REVIEW by Willard
BEACHWOOD DRIVE, the
edgy new play by Steven Leigh Morris, is the theatrical equivalent of
a film noir. Los Angeles' sexual obsession, vice, pornography, police
ineptitude and murder are explored by Morris (and director Jon Lawrence
Rivera) in bleak, moody fashion. What elevates the play from the B-movie
category is the way it probes the social and psychological forces gripping
the play's characters. With the exception of 11-year-old Katerina (Zoe
Rogers), all of them are not only pressured by the
present but haunted by the past (as revealed in direct address to the
audience). Rocky (Michael Irby) is a descendent of Tongva indians, southern
California's indigenous people who were annihilated by the invading Spaniards;
Nadya (Lena Starostina), is a hooker from Odessa whose parents were killed
by Stalin; Hansonia (Felecia Bell Schafer) is an African-American novelist
just a few generations removed from slavery; Cromwell (Weston I. Nathanson)
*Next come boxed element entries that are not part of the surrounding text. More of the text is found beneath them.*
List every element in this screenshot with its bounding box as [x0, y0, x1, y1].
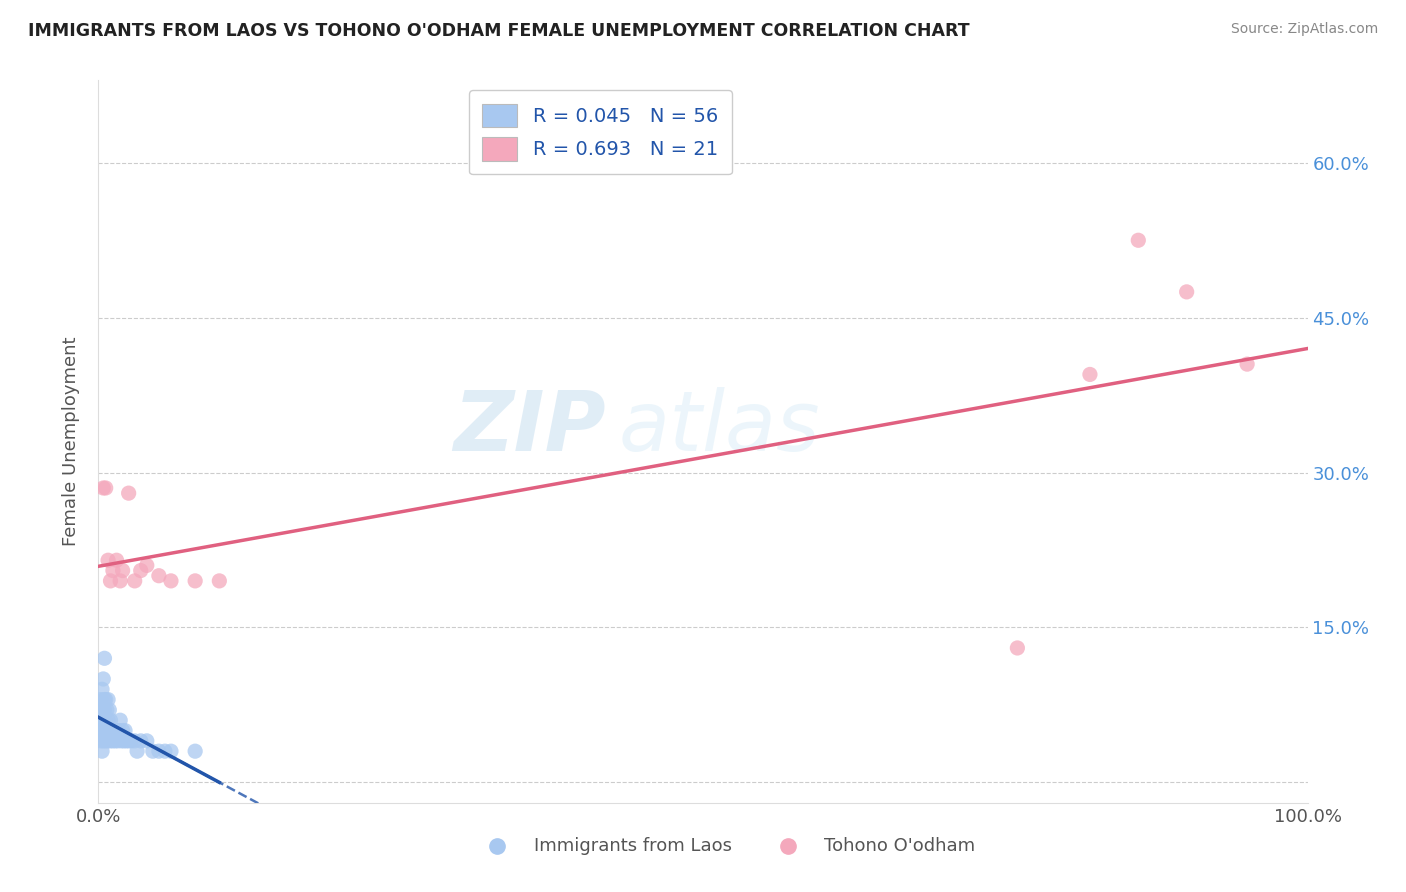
Point — [148, 568, 170, 582]
Point — [111, 723, 134, 738]
Point — [89, 703, 111, 717]
Point — [110, 734, 132, 748]
Point — [124, 574, 146, 588]
Text: Immigrants from Laos: Immigrants from Laos — [534, 838, 731, 855]
Point — [104, 734, 127, 748]
Point — [135, 558, 157, 573]
Point — [91, 713, 114, 727]
Point — [135, 734, 157, 748]
Point — [111, 564, 134, 578]
Point — [94, 481, 117, 495]
Point — [148, 744, 170, 758]
Point — [93, 692, 115, 706]
Point — [107, 734, 129, 748]
Point — [89, 713, 111, 727]
Point — [124, 734, 146, 748]
Point — [1128, 233, 1150, 247]
Text: Source: ZipAtlas.com: Source: ZipAtlas.com — [1230, 22, 1378, 37]
Point — [89, 723, 111, 738]
Point — [118, 734, 141, 748]
Point — [94, 692, 117, 706]
Point — [91, 723, 114, 738]
Point — [100, 734, 122, 748]
Point — [98, 723, 121, 738]
Point — [108, 713, 131, 727]
Point — [91, 744, 114, 758]
Point — [118, 486, 141, 500]
Point — [100, 713, 122, 727]
Point — [108, 723, 131, 738]
Point — [91, 713, 114, 727]
Point — [100, 574, 122, 588]
Point — [115, 734, 138, 748]
Point — [93, 723, 115, 738]
Point — [97, 713, 120, 727]
Point — [98, 703, 121, 717]
Point — [105, 553, 128, 567]
Point — [129, 564, 152, 578]
Point — [97, 692, 120, 706]
Point — [142, 744, 165, 758]
Point — [90, 713, 112, 727]
Point — [96, 703, 118, 717]
Point — [97, 734, 120, 748]
Point — [97, 553, 120, 567]
Point — [96, 723, 118, 738]
Point — [91, 672, 114, 686]
Point — [112, 734, 135, 748]
Point — [91, 481, 114, 495]
Point — [208, 574, 231, 588]
Point — [1078, 368, 1101, 382]
Y-axis label: Female Unemployment: Female Unemployment — [62, 337, 80, 546]
Point — [93, 651, 115, 665]
Point — [91, 682, 114, 697]
Point — [114, 723, 136, 738]
Point — [90, 723, 112, 738]
Point — [108, 574, 131, 588]
Point — [94, 713, 117, 727]
Point — [127, 744, 149, 758]
Point — [1175, 285, 1198, 299]
Point — [101, 734, 124, 748]
Point — [184, 744, 207, 758]
Text: ZIP: ZIP — [454, 386, 606, 467]
Point — [105, 723, 128, 738]
Point — [184, 574, 207, 588]
Point — [90, 692, 112, 706]
Point — [91, 734, 114, 748]
Legend: R = 0.045   N = 56, R = 0.693   N = 21: R = 0.045 N = 56, R = 0.693 N = 21 — [468, 90, 731, 175]
Point — [153, 744, 176, 758]
Point — [93, 703, 115, 717]
Point — [160, 744, 183, 758]
Point — [1007, 640, 1029, 655]
Point — [103, 723, 125, 738]
Point — [160, 574, 183, 588]
Point — [1236, 357, 1258, 371]
Point — [91, 703, 114, 717]
Point — [91, 703, 114, 717]
Point — [94, 734, 117, 748]
Point — [129, 734, 152, 748]
Point — [101, 564, 124, 578]
Point — [100, 723, 122, 738]
Text: IMMIGRANTS FROM LAOS VS TOHONO O'ODHAM FEMALE UNEMPLOYMENT CORRELATION CHART: IMMIGRANTS FROM LAOS VS TOHONO O'ODHAM F… — [28, 22, 970, 40]
Text: Tohono O'odham: Tohono O'odham — [824, 838, 974, 855]
Point — [120, 734, 142, 748]
Text: atlas: atlas — [619, 386, 820, 467]
Point — [90, 734, 112, 748]
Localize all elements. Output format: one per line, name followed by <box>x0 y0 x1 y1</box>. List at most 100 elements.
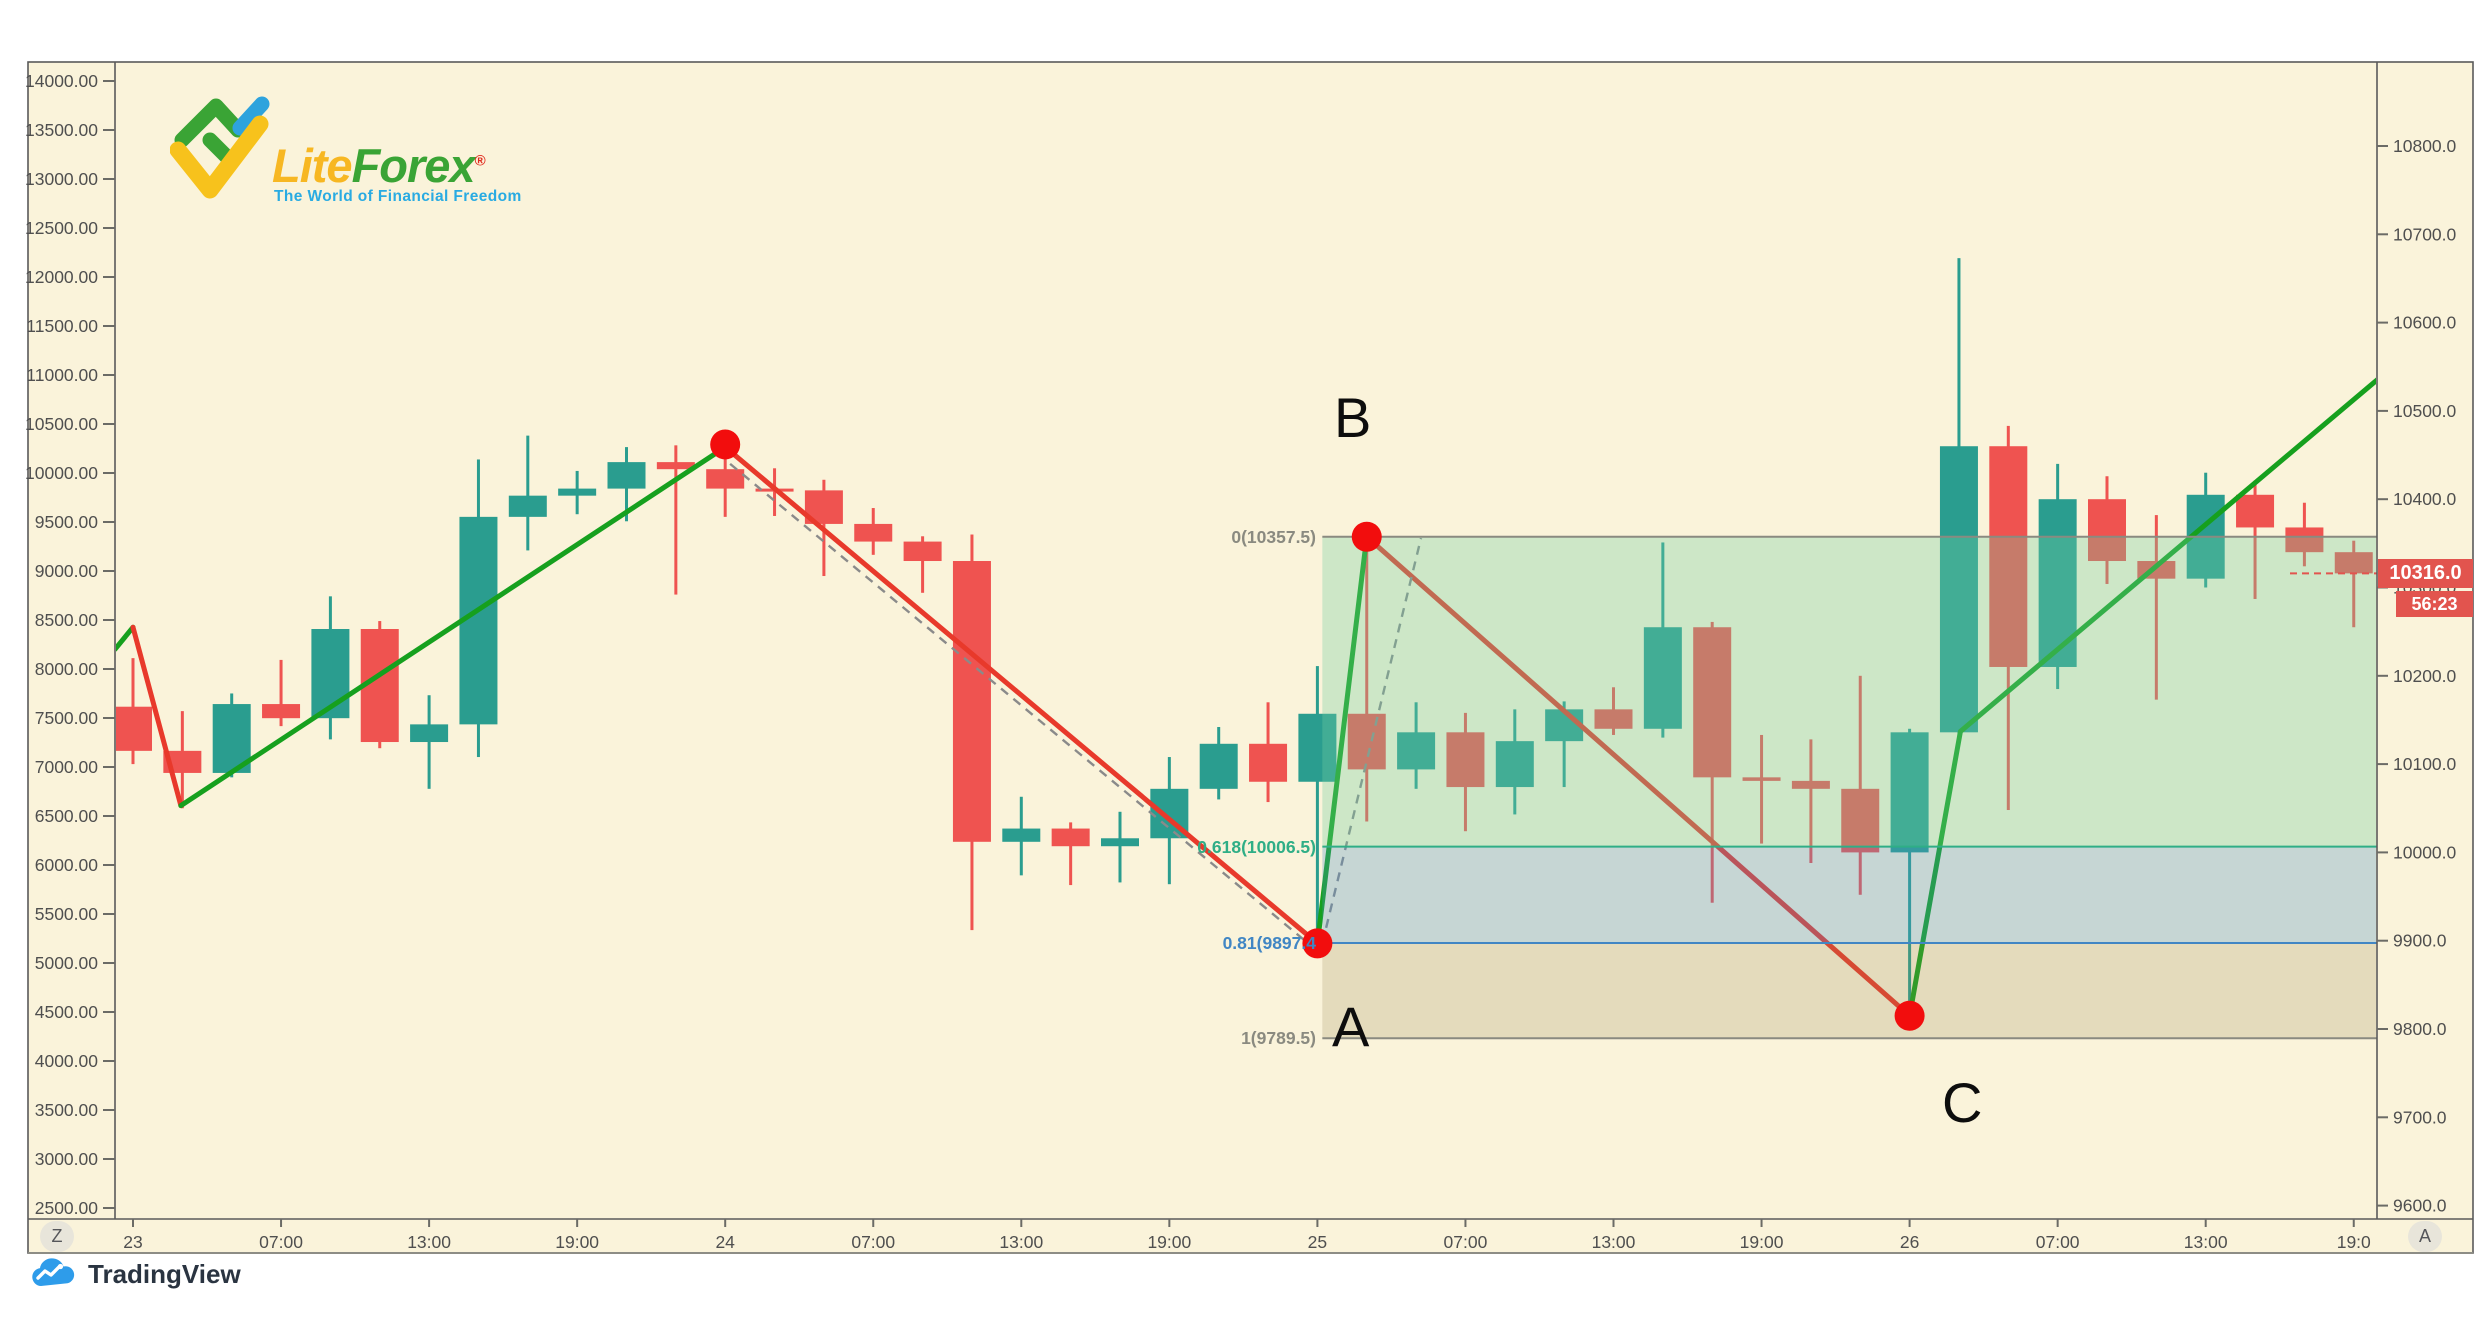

is a veteran detective who took part in a lynching as a child; Vera (Lynn
Odell) is a hardboiled Russian madam who believed in the American Dream
but was not only betrayed but corrupted by it. Morris weaves all of these
disparate elements into a narrative that cracks open the glossy shell
of our society and reveals the blight beneath.
Theatre of NOTE, 1517 N. Cahuenga Blvd. through May 4.